Joining a medical scheme in a crisis
By law you cannot be refused membership of an open medical scheme; however, schemes can impose restrictions and/or penalties to mitigate their risks. In the absence of these restrictions and penalties, people could join and leave medical schemes at whim, when they felt the need for cover or not. This would place a far heavier burden on the membership of a scheme as a whole, and would make contributions unaffordable.
There are two ways medical schemes are permitted to counter this practice, which is known as anti-selection. They can impose “late-joiner” penalties on people who have not belonged to a medical scheme before or who have let more than three months pass between leaving one scheme and joining another; and they can impose a “waiting period”, during which you may not claim.
Sandy van Dijl, health branch manager at Alexander Forbes, says the Medical Schemes Act allows schemes to apply a late-joiner penalty when you join a scheme after the age of 35 or when you have had a break in cover for more than three months.
Van Dijl says medical schemes would consider an applicant a late joiner if the applicant:
* Is 35 years or older;
* Was not a member or a dependant of a registered South African medical scheme on or before April 1, 2001 (“Cover outside of South Africa is not accepted as previous medical scheme cover,” she says); and
* Has allowed a break in membership of a registered scheme of more than three consecutive months since April 1, 2001.
Van Dijl says: “The late-joiner penalty is calculated taking into consideration the number of years you had cover with a registered South African medical scheme since the age of 35. This penalty is added onto your monthly contribution and remains with you for life.
It is important to note that any cover you may have had under the age of 21 is excluded.
The penalty is applied based on the risk contribution payable to the medical scheme; it is not applied to any savings component of the monthly contribution.”
The penalties, based on the number of years without cover after the age of 35, are:
* 1 to 4 years: 5% of risk contribution;
* 5 to 14 years: 25% of risk contribution;
* 15 to 24 years: 50% of risk contribution; and
* 25 years or more: 75% of risk contribution.
The formula used to calculate the penalty is your current age (on the date of registration) minus 35 plus the number of years of previous cover with a registered scheme.
For example, your age on the date of registration is 58 years.
You previously belonged to a medical scheme for 12 years.

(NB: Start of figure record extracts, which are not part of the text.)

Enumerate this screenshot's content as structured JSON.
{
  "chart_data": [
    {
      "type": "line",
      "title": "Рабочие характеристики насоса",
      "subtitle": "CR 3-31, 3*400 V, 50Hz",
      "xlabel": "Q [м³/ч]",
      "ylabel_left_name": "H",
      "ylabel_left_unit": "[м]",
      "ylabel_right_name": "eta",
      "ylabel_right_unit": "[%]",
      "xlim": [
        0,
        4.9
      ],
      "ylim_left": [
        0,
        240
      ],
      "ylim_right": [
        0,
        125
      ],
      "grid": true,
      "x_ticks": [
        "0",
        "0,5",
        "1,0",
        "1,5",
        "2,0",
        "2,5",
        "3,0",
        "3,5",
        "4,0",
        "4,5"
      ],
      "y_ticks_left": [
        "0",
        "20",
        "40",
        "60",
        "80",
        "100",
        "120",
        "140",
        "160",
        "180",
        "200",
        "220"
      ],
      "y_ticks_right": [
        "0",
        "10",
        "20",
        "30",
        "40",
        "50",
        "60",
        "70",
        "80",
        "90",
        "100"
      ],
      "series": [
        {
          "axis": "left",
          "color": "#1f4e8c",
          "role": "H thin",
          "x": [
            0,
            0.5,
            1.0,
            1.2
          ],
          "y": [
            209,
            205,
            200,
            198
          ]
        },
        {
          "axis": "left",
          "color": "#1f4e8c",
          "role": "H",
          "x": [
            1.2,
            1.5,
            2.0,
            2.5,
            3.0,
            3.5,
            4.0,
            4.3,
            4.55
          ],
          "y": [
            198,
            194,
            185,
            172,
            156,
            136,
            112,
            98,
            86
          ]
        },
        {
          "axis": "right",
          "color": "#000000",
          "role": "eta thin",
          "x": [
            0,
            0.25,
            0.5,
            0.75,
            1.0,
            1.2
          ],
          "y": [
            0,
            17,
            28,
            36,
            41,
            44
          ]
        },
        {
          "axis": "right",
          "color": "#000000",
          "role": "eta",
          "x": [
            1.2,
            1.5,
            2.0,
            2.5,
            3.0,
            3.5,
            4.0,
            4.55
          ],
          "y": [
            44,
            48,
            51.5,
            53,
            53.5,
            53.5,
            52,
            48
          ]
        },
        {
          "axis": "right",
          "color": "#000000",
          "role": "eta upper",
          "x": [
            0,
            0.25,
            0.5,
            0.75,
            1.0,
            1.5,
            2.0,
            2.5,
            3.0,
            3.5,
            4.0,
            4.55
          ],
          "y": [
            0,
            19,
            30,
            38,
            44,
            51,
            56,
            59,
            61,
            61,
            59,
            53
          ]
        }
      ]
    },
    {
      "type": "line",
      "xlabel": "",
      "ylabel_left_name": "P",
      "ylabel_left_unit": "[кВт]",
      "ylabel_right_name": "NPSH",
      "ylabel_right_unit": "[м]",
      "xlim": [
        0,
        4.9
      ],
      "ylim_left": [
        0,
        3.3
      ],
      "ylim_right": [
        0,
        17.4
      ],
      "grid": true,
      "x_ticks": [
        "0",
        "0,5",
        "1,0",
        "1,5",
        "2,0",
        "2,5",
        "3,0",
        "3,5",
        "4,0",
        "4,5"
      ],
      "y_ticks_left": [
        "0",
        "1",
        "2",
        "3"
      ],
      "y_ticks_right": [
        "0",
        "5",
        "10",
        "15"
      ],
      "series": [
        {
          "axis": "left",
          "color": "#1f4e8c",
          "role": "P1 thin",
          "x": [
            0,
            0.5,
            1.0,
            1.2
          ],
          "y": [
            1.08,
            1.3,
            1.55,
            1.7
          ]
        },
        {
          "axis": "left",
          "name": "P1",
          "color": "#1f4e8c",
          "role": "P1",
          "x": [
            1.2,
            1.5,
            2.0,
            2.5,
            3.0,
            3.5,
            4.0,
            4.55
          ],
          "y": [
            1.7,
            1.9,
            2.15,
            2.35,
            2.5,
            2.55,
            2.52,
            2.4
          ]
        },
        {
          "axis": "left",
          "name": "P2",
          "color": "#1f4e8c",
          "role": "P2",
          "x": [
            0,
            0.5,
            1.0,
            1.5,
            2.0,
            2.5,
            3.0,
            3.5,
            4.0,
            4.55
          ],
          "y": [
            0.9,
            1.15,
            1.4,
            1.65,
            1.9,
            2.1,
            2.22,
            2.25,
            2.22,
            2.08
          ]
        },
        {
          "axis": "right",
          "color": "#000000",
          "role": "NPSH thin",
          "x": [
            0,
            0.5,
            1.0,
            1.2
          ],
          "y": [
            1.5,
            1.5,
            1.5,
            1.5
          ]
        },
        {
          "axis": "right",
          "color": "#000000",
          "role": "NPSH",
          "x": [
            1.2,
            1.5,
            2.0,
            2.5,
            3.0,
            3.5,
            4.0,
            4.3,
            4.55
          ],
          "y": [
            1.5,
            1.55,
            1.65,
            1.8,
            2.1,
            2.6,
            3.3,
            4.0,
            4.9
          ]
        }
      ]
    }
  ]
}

The number of years you were not a member of a scheme since the age of 35 is: 58 - 35 + 12 = 11 years. Therefore, the penalty will be 25%.
Van Dijl says that to avoid these penalties you should avoid buying medical scheme cover only when you are older or when you need it.
“It is important to have medical scheme cover in place not only when the need arises, but also for emergencies. Treatment for any severe illness or medical emergency can be very costly.”
Research published in the South African Medical Journal in January last year showed that, at a central public-sector hospital, the cost of intensive care was almost R23 000 a day.
Van Dijl says although upper-tier medical scheme options may be expensive, you may find lower-tier options more affordable.
“Members must also be aware that hospital cash plans, insurance products, foreign medical cover and cover under the age of 21 are not recognised as previous medical scheme cover,” she says.
Medical schemes may also apply certain waiting periods over and above a late-joiner penalty, on application. This is an initial period of membership during which you may not claim. The waiting periods you may be exposed to are:
* A three-month general waiting period; and
* A 12-month pre-existing condition-specific waiting period.
“These waiting periods will be determined by the medical scheme at time of joining, but are dependent on the previous medical scheme cover you have had, how long you have had cover and if you have or have not had a break in membership prior to joining,” Van Dijl says.
Access to the prescribed minimum benefits (PMBs) - a set of life-threatening conditions that all medical schemes must cover on risk benefits - will also be determined by the medical scheme on application. Access to PMBs is also affected by previous medical scheme cover, duration of cover and any breaks in membership.